When the boat was first discovered, in November 2013, I was staying with Spiros and his family. One morning, from the balcony of his house, we were able to see the mysterious boat. Several weeks later, the story reached Corfu that the ship had come from North Africa and had met another boat out in the Ionian Sea. This transfer was meant to take the people to Italy. However, the port police had intercepted the new boat…this is the entire story that I know.
So, two years later the boat remains. There is not the money or proper equipment to move it. So it stays.
Spiros and I really enjoy this spot because there are very few people, the water is cleaner, and the restaurant Black Rocks is just close enough to walk down to buy some ouzo. There is obviously stress in Greece at the moment, but what I have been reminded every time I visit my Greek friends here on Corfu is that “stress” is unproductive.

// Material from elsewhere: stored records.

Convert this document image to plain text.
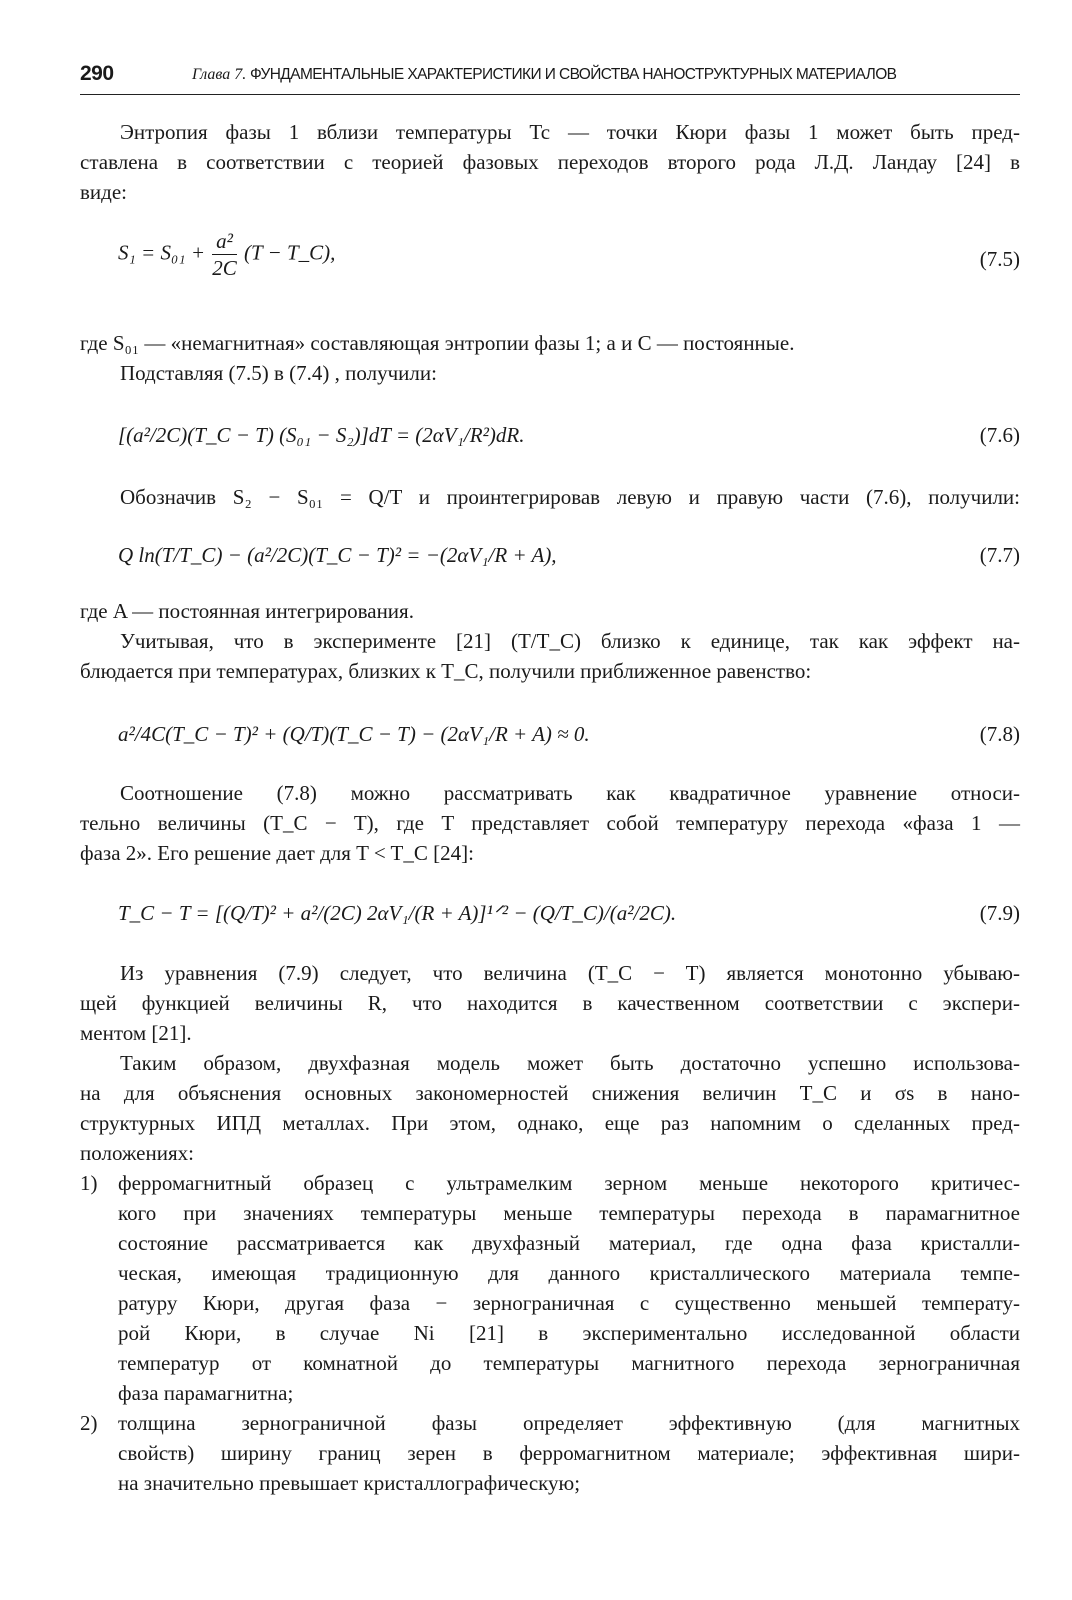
290	Глава 7. ФУНДАМЕНТАЛЬНЫЕ ХАРАКТЕРИСТИКИ И СВОЙСТВА НАНОСТРУКТУРНЫХ МАТЕРИАЛОВ
Энтропия фазы 1 вблизи температуры Tc — точки Кюри фазы 1 может быть пред-
ставлена в соответствии с теорией фазовых переходов второго рода Л.Д. Ландау [24] в
виде:
$S_1 = S_{01} + \frac{\text{a²}}{2C} (T$ − T_C),	(7.5)
где S₀₁ — «немагнитная» составляющая энтропии фазы 1; a и C — постоянные.
Подставляя (7.5) в (7.4) , получили:
[(a²/2C)(T_C − T) (S₀₁ − S₂)]dT = (2αV₁/R²)dR.	(7.6)
Обозначив S₂ − S₀₁ = Q/T и проинтегрировав левую и правую части (7.6), получили:
Q ln(T/T_C) − (a²/2C)(T_C − T)² = −(2αV₁/R + A),	(7.7)
где A — постоянная интегрирования.
Учитывая, что в эксперименте [21] (T/T_C) близко к единице, так как эффект на-
блюдается при температурах, близких к T_C, получили приближенное равенство:
a²/4C(T_C − T)² + (Q/T)(T_C − T) − (2αV₁/R + A) ≈ 0.	(7.8)
Соотношение (7.8) можно рассматривать как квадратичное уравнение относи-
тельно величины (T_C − T), где T представляет собой температуру перехода «фаза 1 —
фаза 2». Его решение дает для T < T_C [24]:
T_C − T = [(Q/T)² + a²/(2C) 2αV₁/(R + A)]¹ᐟ² − (Q/T_C)/(a²/2C).	(7.9)
Из уравнения (7.9) следует, что величина (T_C − T) является монотонно убываю-
щей функцией величины R, что находится в качественном соответствии с экспери-
ментом [21].
Таким образом, двухфазная модель может быть достаточно успешно использова-
на для объяснения основных закономерностей снижения величин T_C и σs в нано-
структурных ИПД металлах. При этом, однако, еще раз напомним о сделанных пред-
положениях:
1) ферромагнитный образец с ультрамелким зерном меньше некоторого критичес-
кого при значениях температуры меньше температуры перехода в парамагнитное
состояние рассматривается как двухфазный материал, где одна фаза кристалли-
ческая, имеющая традиционную для данного кристаллического материала темпе-
ратуру Кюри, другая фаза − зернограничная с существенно меньшей температу-
рой Кюри, в случае Ni [21] в экспериментально исследованной области
температур от комнатной до температуры магнитного перехода зернограничная
фаза парамагнитна;
2) толщина зернограничной фазы определяет эффективную (для магнитных
свойств) ширину границ зерен в ферромагнитном материале; эффективная шири-
на значительно превышает кристаллографическую;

Remember this statement from a previous blog?
“Medora, look something, the sun he does not have the crisis. The sea, he does not have the crisis. The tree, the mountain, no crisis.” Then wiping his hands as if brushing off imaginary dirt, “This is so.”
I’ve been thinking so much about this mentality. Yes, people are struggling. Things are hard right now for work, for money. However, then I look at this abandoned ship, that at some point was overflowing with people. Women, children, families. Whatever was happening in their world was so challenging that they risked everything to be taken to a place that is ALSO in crisis. What does that say about their predicament?
The contradictions I’ve been experiencing in how to follow The Greek Program (the sun, the sea, don’t worry, be happy), with the image of the wrecked ship that at one time held hope and a possible solution for so many desperate human beings and now constitutes an in-my-face emblem of the pains of the world outside of this island, have been very perplexing and exhausting.
Spiros, as always, is right; the simple is the best. Instead of feeling powerless, lazy, not living up to my full potential, and not taking full advantage of my birth right, my education, my finances….I have to give into some naïve faith. I have to appreciate all the small things, those very things people were willing to get on a boat to try to find, that sustain the Greek people during this time of crisis, and in the end are what are not just essential for survival but what make our lives truly rich and meaningful.
So, for now, I am surrounded by amazing people, old friends, my family, and I want to allow myself to enjoy the so simple.
One response to “The “So Simple””
I love this post. It made me think of this: “Look at the birds of the air, they neither sow nor reap, now gather into barns yet the heavenly Father feeds them. Are you not more valuable than they? Matthew 6:26.